Kamu daftar aja dulu”
Aku
berjalan menuju kamarku. Papa tuh nggak pernah ngeliat aku sebagai cewek kali
ya? Terserahlah. Tapi dipikir-pikir cara papa keren juga ya. Buat tau siapa
yang bener dan siapa yang sok berkuasa memang harus dimulai level yang paling
bawah.
==========è
Daftar Kerja di perusahaan
“selamat pagi, siapa namanya?”
“tara pak, tara gunaw.. maksud
saya tara trika”
“tara trika? Oke tara, kamu sudah
lulus psikotes. Sekarang saya mau interview kamu ya?”
“iya pak, siap”
“kamu umur berapa sekarang?”
“18 tahun pak”
“baru lulus SMA ya?”
“nggak pak, saya udah D3”
“D3 umur 18 tahun?”
“oh.. nggak maksud saya, saya
baru lulus SMA. Iya gitu..hehehe”
“kamu ini kenapa sih?”
“maaf pak”
“ya sudah. Kamu punya kemampuan
apa aja? Kamu bisa akuntansi kan?”
“bisa pak”
“bisa isi surat pajak?”
“bisa pak”
“bisa ms.

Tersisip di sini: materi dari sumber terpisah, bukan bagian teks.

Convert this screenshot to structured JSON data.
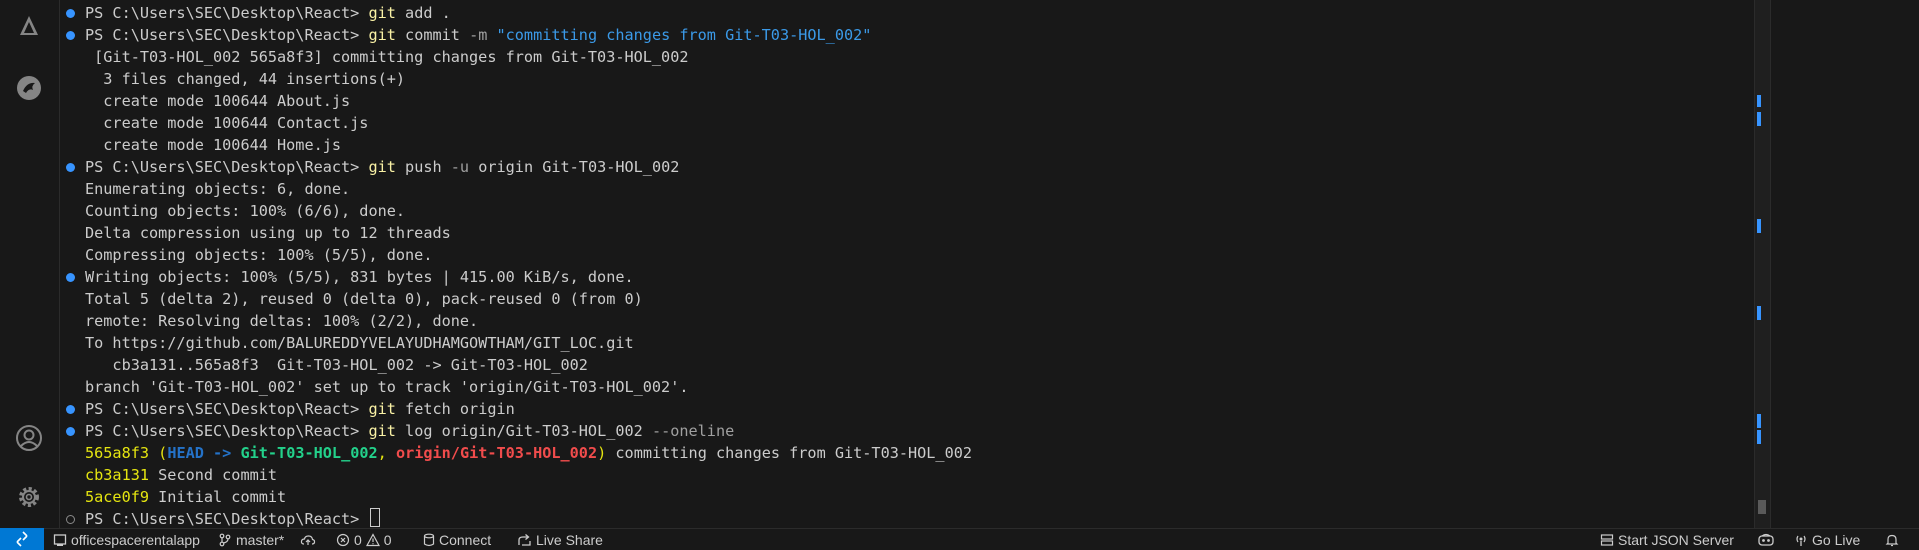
{
  "activity_bar": {
    "top_icons": [
      "source-control-icon",
      "remote-explorer-icon"
    ],
    "bottom_icons": [
      "account-icon",
      "settings-gear-icon"
    ]
  },
  "terminal": {
    "prompt": "PS C:\\Users\\SEC\\Desktop\\React>",
    "lines": {
      "l1": {
        "cmd": "git",
        "args": " add ."
      },
      "l2": {
        "cmd": "git",
        "args": " commit ",
        "flag": "-m",
        "str": " \"committing changes from Git-T03-HOL_002\""
      },
      "l3": " [Git-T03-HOL_002 565a8f3] committing changes from Git-T03-HOL_002",
      "l4": "  3 files changed, 44 insertions(+)",
      "l5": "  create mode 100644 About.js",
      "l6": "  create mode 100644 Contact.js",
      "l7": "  create mode 100644 Home.js",
      "l8": {
        "cmd": "git",
        "args1": " push ",
        "flag": "-u",
        "args2": " origin Git-T03-HOL_002"
      },
      "l9": "Enumerating objects: 6, done.",
      "l10": "Counting objects: 100% (6/6), done.",
      "l11": "Delta compression using up to 12 threads",
      "l12": "Compressing objects: 100% (5/5), done.",
      "l13": "Writing objects: 100% (5/5), 831 bytes | 415.00 KiB/s, done.",
      "l14": "Total 5 (delta 2), reused 0 (delta 0), pack-reused 0 (from 0)",
      "l15": "remote: Resolving deltas: 100% (2/2), done.",
      "l16": "To https://github.com/BALUREDDYVELAYUDHAMGOWTHAM/GIT_LOC.git",
      "l17": "   cb3a131..565a8f3  Git-T03-HOL_002 -> Git-T03-HOL_002",
      "l18": "branch 'Git-T03-HOL_002' set up to track 'origin/Git-T03-HOL_002'.",
      "l19": {
        "cmd": "git",
        "args": " fetch origin"
      },
      "l20": {
        "cmd": "git",
        "args": " log origin/Git-T03-HOL_002 ",
        "flag": "--oneline"
      },
      "l21": {
        "hash": "565a8f3",
        "open": " (",
        "head": "HEAD ->",
        "sp": " ",
        "branch": "Git-T03-HOL_002",
        "comma": ", ",
        "remote": "origin/Git-T03-HOL_002",
        "close": ")",
        "msg": " committing changes from Git-T03-HOL_002"
      },
      "l22": {
        "hash": "cb3a131",
        "msg": " Second commit"
      },
      "l23": {
        "hash": "5ace0f9",
        "msg": " Initial commit"
      }
    }
  },
  "status_bar": {
    "remote_icon": "remote-indicator-icon",
    "project": "officespacerentalapp",
    "branch": "master*",
    "errors": "0",
    "warnings": "0",
    "connect": "Connect",
    "live_share": "Live Share",
    "json_server": "Start JSON Server",
    "go_live": "Go Live",
    "colors": {
      "remote_bg": "#0078d4",
      "accent": "#3794ff"
    }
  }
}
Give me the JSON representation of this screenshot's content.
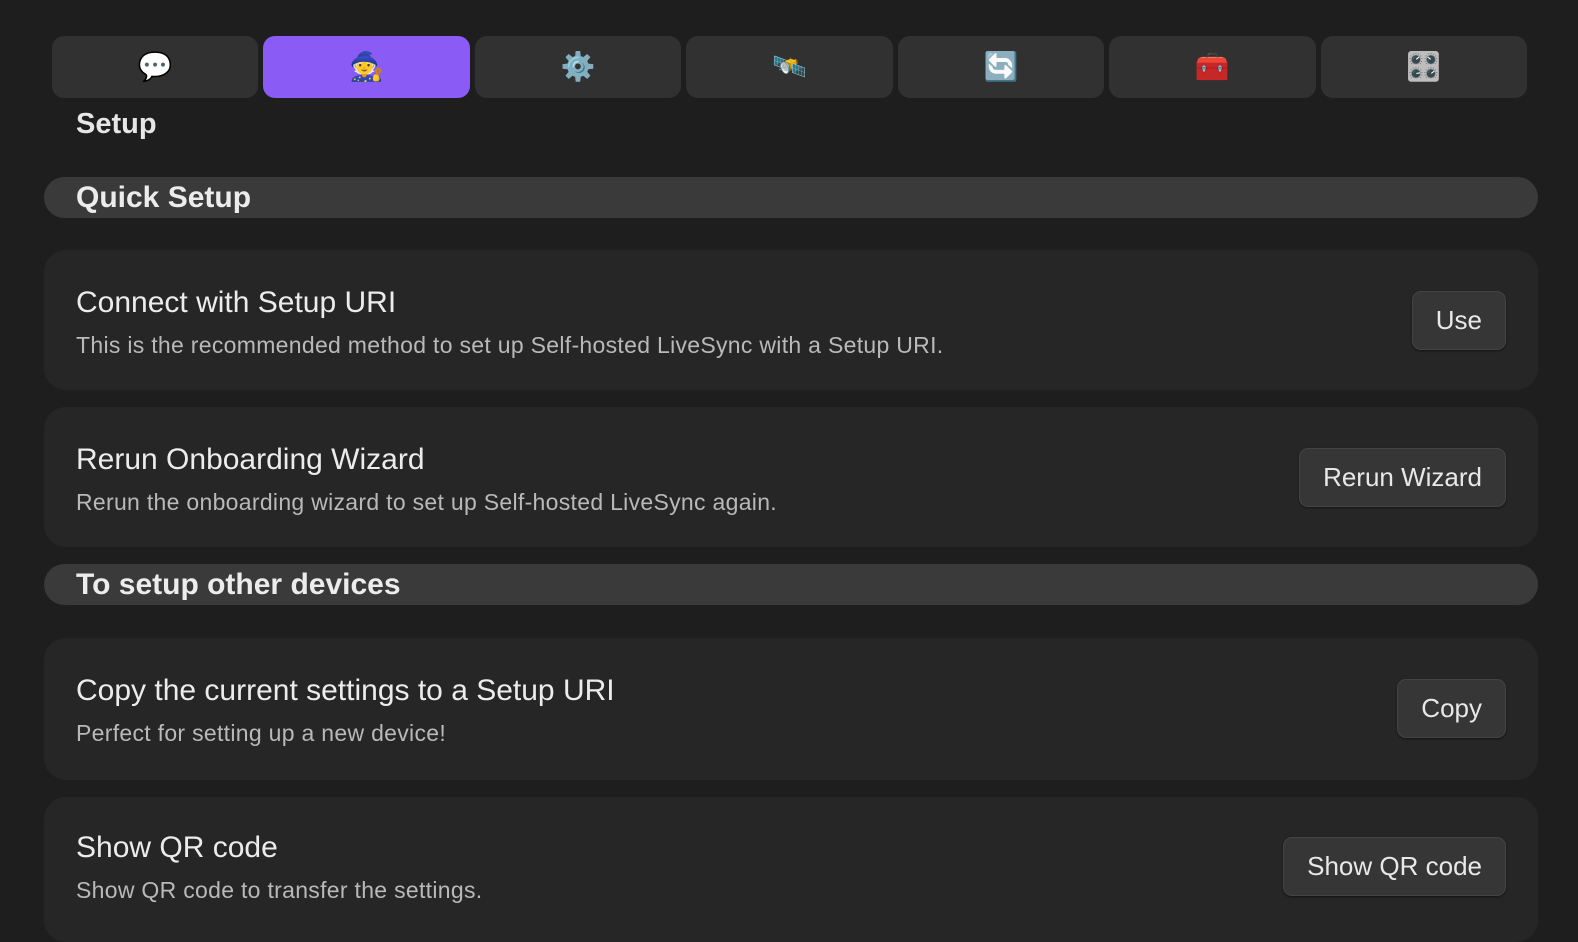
{
  "tabs": [
    {
      "icon": "💬",
      "icon_name": "speech-balloon-icon",
      "active": false
    },
    {
      "icon": "🧙",
      "icon_name": "wizard-icon",
      "active": true
    },
    {
      "icon": "⚙️",
      "icon_name": "gear-icon",
      "active": false
    },
    {
      "icon": "🛰️",
      "icon_name": "satellite-icon",
      "active": false
    },
    {
      "icon": "🔄",
      "icon_name": "sync-arrows-icon",
      "active": false
    },
    {
      "icon": "🧰",
      "icon_name": "toolbox-icon",
      "active": false
    },
    {
      "icon": "🎛️",
      "icon_name": "control-knobs-icon",
      "active": false
    }
  ],
  "page_title": "Setup",
  "sections": {
    "quick_setup": "Quick Setup",
    "other_devices": "To setup other devices"
  },
  "settings": {
    "connect_uri": {
      "name": "Connect with Setup URI",
      "desc": "This is the recommended method to set up Self-hosted LiveSync with a Setup URI.",
      "button": "Use"
    },
    "rerun_wizard": {
      "name": "Rerun Onboarding Wizard",
      "desc": "Rerun the onboarding wizard to set up Self-hosted LiveSync again.",
      "button": "Rerun Wizard"
    },
    "copy_settings": {
      "name": "Copy the current settings to a Setup URI",
      "desc": "Perfect for setting up a new device!",
      "button": "Copy"
    },
    "show_qr": {
      "name": "Show QR code",
      "desc": "Show QR code to transfer the settings.",
      "button": "Show QR code"
    }
  },
  "colors": {
    "background": "#1e1e1e",
    "accent": "#8a5cf5",
    "tab": "#313131",
    "card": "#262626",
    "section_header": "#3a3a3a"
  }
}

Excel? Pivot?
Spreadsheet?”
“bisa pak.”
======================è
Diterima kerja, dua hari lagi aktif sebagai karyawan baru
Tugas
kuliahku menggila, tapi aku masih bisa mengendalikan semuanya dengan baik.

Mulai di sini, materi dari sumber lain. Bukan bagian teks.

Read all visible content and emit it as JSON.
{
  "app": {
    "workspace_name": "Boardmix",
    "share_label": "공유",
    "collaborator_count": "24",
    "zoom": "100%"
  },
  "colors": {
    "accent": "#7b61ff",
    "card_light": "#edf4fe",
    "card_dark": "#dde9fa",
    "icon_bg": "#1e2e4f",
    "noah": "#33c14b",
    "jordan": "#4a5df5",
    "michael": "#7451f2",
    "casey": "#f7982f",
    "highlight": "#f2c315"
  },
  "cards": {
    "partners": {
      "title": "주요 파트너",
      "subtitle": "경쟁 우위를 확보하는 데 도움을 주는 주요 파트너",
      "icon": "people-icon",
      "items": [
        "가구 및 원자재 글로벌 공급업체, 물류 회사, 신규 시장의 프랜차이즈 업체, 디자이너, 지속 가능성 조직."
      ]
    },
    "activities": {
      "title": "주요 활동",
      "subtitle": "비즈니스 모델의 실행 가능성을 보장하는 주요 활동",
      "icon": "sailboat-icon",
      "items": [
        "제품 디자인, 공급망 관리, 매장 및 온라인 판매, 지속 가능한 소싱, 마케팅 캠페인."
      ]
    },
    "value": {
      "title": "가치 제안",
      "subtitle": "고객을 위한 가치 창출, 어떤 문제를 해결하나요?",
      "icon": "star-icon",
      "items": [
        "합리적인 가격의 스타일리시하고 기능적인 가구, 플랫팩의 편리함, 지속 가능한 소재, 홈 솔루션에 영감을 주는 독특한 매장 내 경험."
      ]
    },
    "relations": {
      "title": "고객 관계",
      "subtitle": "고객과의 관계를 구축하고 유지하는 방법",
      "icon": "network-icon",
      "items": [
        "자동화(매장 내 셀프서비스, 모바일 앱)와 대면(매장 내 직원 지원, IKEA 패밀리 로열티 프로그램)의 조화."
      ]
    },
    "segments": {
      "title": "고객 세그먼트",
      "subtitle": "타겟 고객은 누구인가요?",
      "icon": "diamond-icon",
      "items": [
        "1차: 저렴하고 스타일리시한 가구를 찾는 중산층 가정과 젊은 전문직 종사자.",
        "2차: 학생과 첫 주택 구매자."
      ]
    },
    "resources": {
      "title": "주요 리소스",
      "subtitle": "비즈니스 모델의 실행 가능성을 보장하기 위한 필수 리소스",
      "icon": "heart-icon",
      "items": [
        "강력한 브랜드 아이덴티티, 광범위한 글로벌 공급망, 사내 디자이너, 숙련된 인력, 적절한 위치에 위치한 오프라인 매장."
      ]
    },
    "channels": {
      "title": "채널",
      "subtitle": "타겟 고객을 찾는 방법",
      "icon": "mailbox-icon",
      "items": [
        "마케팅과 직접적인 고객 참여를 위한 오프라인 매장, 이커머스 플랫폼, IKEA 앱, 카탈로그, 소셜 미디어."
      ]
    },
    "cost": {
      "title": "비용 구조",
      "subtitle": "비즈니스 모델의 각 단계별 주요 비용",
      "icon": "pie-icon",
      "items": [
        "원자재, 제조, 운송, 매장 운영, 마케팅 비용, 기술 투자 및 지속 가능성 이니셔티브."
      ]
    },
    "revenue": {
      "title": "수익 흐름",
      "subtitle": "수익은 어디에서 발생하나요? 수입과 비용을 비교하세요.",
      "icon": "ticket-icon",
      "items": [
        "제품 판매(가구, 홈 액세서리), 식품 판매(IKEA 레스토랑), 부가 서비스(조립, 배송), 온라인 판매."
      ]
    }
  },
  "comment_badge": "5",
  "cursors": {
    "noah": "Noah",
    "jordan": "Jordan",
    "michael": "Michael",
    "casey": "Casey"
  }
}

bagiku itu terlalu mudah. Setelah mendaftar diperusahaan papa, perasaan aku
menjadi lebih aneh. Apalagi papa sama sekali tidak menyapaku di kantor siang
tadi, padahal jelas-jelas aku ini ada di samping ruangannya saat interview.

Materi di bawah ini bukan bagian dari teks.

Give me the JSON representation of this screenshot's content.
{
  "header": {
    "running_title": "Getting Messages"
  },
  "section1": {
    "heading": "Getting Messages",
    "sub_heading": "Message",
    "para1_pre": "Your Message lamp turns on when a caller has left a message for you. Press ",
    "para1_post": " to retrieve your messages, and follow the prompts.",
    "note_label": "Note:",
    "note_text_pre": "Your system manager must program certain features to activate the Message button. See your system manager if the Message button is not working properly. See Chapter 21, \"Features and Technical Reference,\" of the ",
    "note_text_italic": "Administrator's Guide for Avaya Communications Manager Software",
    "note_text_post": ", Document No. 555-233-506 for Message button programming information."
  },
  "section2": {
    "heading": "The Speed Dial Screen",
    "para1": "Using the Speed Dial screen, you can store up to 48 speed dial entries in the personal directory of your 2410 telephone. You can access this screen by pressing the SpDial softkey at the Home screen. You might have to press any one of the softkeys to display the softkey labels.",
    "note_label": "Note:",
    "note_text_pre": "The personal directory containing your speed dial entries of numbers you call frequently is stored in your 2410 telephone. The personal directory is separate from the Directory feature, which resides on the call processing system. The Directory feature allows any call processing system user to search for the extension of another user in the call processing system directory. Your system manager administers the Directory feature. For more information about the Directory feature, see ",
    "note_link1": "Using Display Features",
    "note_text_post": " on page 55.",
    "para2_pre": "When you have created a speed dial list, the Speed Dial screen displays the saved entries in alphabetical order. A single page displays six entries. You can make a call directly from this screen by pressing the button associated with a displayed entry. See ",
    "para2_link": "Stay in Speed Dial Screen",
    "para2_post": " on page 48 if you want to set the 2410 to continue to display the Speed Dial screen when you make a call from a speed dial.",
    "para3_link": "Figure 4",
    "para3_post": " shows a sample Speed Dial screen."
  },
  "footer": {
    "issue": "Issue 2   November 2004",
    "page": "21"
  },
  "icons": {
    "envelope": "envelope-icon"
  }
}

Memakai nama belakang papa aja nggak boleh, untung aja aku ini nggak keceplosan
walaupun hampir. Udah gitu, aku juga nggak boleh buka biodata aku yang
sebenernya.. aku bahkan dikira anak lulusan SMA. Padahal aku baru wisudahan D3
di swiss. Yang bener aja?
“gimana
interviewnya tar?”
“gimana
apanya? Ya aku diterima lah. Eh vid, kamu ngerasa papa aneh nggak sih?”
“nggak.
Emang kenapa?”
“dari
dulu kita kan selalu digituin sama papa ya? Papa bahkan nggak mau ngakuin kita
berdua pas di smp dulu. Padahal sekolah itu kan punya papa”
“ra,
kamu kan udah tau sifat papa tuh gimana”
“iya
sih. Kamu! Aku baru pulang dari swiss kamu masih panggil aku tanpa sebutan
kaka? Hah?”
“ngapain
sih? Lagian kamu tuh lebih pendek dari aku!”
“hih
dasar gila!”
Kenalin
dia david. Adek kandung aku. Namanya david gunawan sama seperti namaku, Tara
Gunawan. Dia kuliah di Jogja jurusan seni. Umurnya 17 tahun, beda satu tahun
satu bulan denganku. Sejak kecil dia suka menggambar, dan sekarang dia pintar
melukis. Bahkan ada beberapa lukisannya yang ditawar pake harga mati sama orang
bule bulan lalu. Walaupun dia agak judes, tapi sebenarnya dia adek yang baik.
Papa
punya dua perusahaan, tiga sekolah dan beberapa toko dibeberapa kota. Papa
orang super sibuk. Tapi papa tidak pernah sekalipun lupa untuk menelpon aku dan
david setiap hari. Sedangkan mama adalah seorang dokter anak. Beliau sering
menginap di rumah sakit, mama terlalu sayang sama anak-anak yang sakit. Jadi
kalo aku atau david kangen sama mama, kita harus sakit dulu, baru mama akan
super perhatian terhadap kami.
Kehidupan
kita dibilang seperti disinetron. Papa tidak pernah mau mengakui aku dan david
sebagai anaknya didepan umum. Beliau selalu mengatakan ke semua orang bahwa
anaknya sedang kuliah di luar negri. Dan kali ini, aku adalah salah satu
tumbalnya untuk menyamar sebagai karyawan baru diperusahaan papa. Kata dia, aku
harus bisa membuat diriku sendiri naik jabatan. Bukan karena aku ini adalah
anaknya.
“hallo
ma..?”
“iya
sayang.. kenapa? Kamu lagi ngapain? udah makan? Minum air putihnya udah berapa
gelas sayang?”
“e
buset dah”
“kamu
ya, sama mama sendiri busat buset”
“sorry…
mama, kapan pulang?
“haduh
gimana ya.. kemaren ada anak namanya lili, dia kasian banget.. baru lima tahun
udah kena leukemia loh..”
“hmm..”
“kayaknya
mama belum bisa pulang..”
“kemaren
ada joni anak kena kanker, bulan lalu ada tika yang kena liver. Sekarang lili
kena leukemia. Ntar lama-lama tara kena serangan jantung”
“heh!
Kamu nggak boleh ngomong gitu dong tara. Kamu mau disuntik? Pake infus? Hah?”
“aaaaaa
nggak mau. Ya udahlah. Oya, david flu tuh ma dari kemarin. Coba telfon dia”
“hah
flu? Tuh anak pasti ujan-ujanan lagi deh.”
Aku
menutup telfonnya sebelum mama mengomel karena aku tidak menjaga david dengan
baik. padahal david juga sudah dewasa, dia pasti bisa menjaga kualitas
kehidupannya dengan baik. lagian soal flu itu, aku Cuma bohong sama mama. Biar
dia telfon si david, kasian kan david lagi galau mikirin renita, mantan
pacarnya yang bentar lagi mau merit dengan manusia yang udah dijodohin sama dia
dari kecil. lagian tuh bocah baru umur 17 tahun pacarannya sama tante tante
umur 25 tahun. Rasain aja tuh ditinggal merit.